Habló mirándome, esperando mi reacción, esperando que me impresionara. Simplemente asentí.

"Es maravilloso", dije.

"Verás, Aara", continuó, "siempre hemos sido muy cuidadosos con el dinero. Hemos trabajado duro. Hemos invertido bien. Hoy tenemos propiedades en tres países". Franklin dirige un gran negocio, y yo, bueno, administro nuestras inversiones.

Sonrió con aire de superioridad.

"¿Y qué haces exactamente?" El tono era amable, pero venenoso.

"Trabajo en una oficina", respondí, bajando la mirada. "Hago un poco de todo. Papeleo, archivo, cosas sencillas".

Verónica intercambió una mirada con Franklin.

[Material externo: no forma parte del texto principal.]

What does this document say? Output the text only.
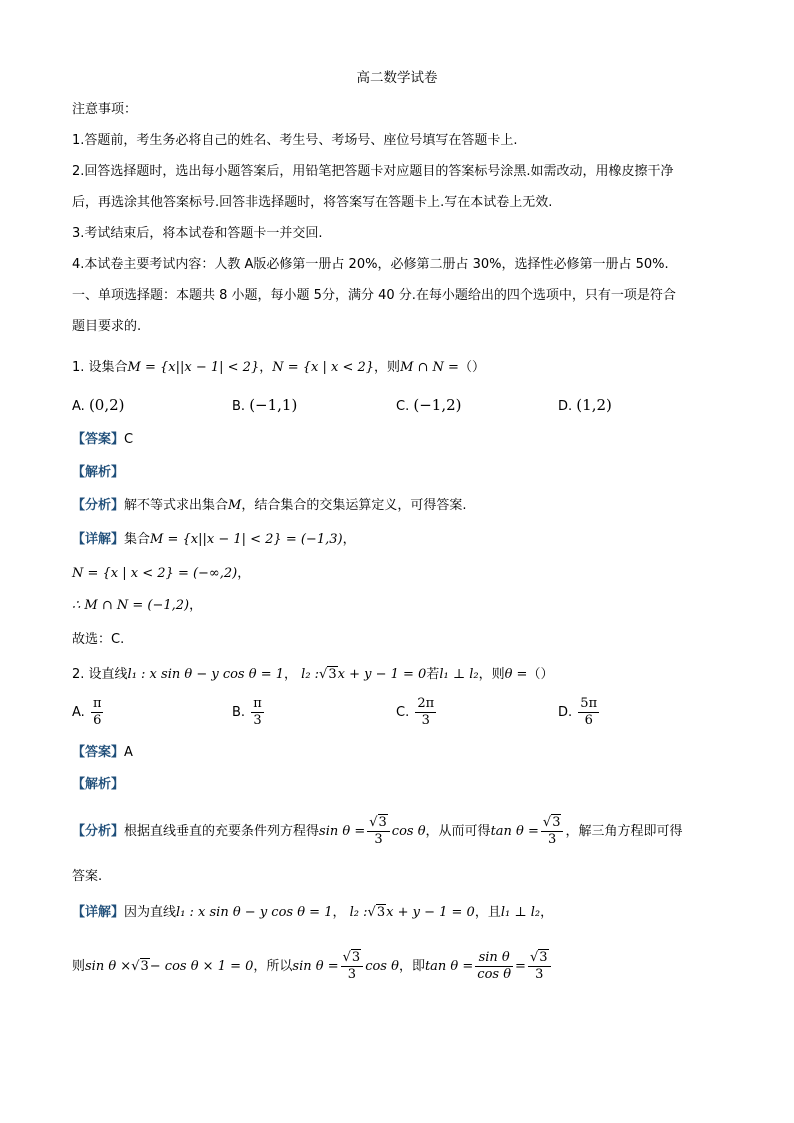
高二数学试卷
注意事项：
1.答题前，考生务必将自己的姓名、考生号、考场号、座位号填写在答题卡上.
2.回答选择题时，选出每小题答案后，用铅笔把答题卡对应题目的答案标号涂黑.如需改动，用橡皮擦干净
后，再选涂其他答案标号.回答非选择题时，将答案写在答题卡上.写在本试卷上无效.
3.考试结束后，将本试卷和答题卡一并交回.
4.本试卷主要考试内容：人教 A版必修第一册占 20%，必修第二册占 30%，选择性必修第一册占 50%.
一、单项选择题：本题共 8 小题，每小题 5分，满分 40 分.在每小题给出的四个选项中，只有一项是符合
题目要求的.
1. 设集合M = {x||x − 1| < 2}，N = {x | x < 2}，则M ∩ N =（）
A. (0,2)	B. (−1,1)	C. (−1,2)	D. (1,2)
【答案】C
【解析】
【分析】解不等式求出集合M，结合集合的交集运算定义，可得答案.
【详解】集合M = {x||x − 1| < 2} = (−1,3)，
N = {x | x < 2} = (−∞,2)，
∴ M ∩ N = (−1,2)，
故选：C.
2. 设直线l₁ : x sin θ − y cos θ = 1， l₂ :√3x + y − 1 = 0若l₁ ⊥ l₂，则θ =（）
A. $\frac{\pi}{6}$	B. $\frac{\pi}{3}$	C. $\frac{2\pi}{3}$	D. $\frac{5\pi}{6}$
【答案】A
【解析】
【分析】根据直线垂直的充要条件列方程得$\sin \theta = \frac{√3}{3}$ cos θ，从而可得$\tan \theta = \frac{√3}{3}$ ，解三角方程即可得
答案.
【详解】因为直线l₁ : x sin θ − y cos θ = 1， l₂ :√3x + y − 1 = 0，且l₁ ⊥ l₂，
则sin θ ×√3− cos θ × 1 = 0，所以$\sin \theta = \frac{√3}{3}$ cos θ，即$\tan \theta = \frac{\text{sin θ}}{\text{cos θ}} = \frac{√3}{3}$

"Ah, ya veo. Trabajo administrativo. Eso está muy bien. Eso es honesto. Todos los trabajos son dignos, ¿verdad?"

“Claro”, respondí.

Llegaron los platos. Platos enormes con porciones diminutas, todos dispuestos como una obra de arte. Verónica trinchó la carne con precisión.

“Este cuesta $80”, dijo.

Comentó. "Pero vale la pena. La calidad tiene un precio. No se puede comer cualquier cosa, ¿verdad?"

Asentí. "Tienes razón."

Marcus intentó cambiar de tema, hablando de trabajo y proyectos. Verónica lo interrumpió.

"Cariño, ¿tu madre vive sola?"

Marcus asintió. "Sí, tiene un apartamento pequeño."

Verónica me miró con fingida compasión.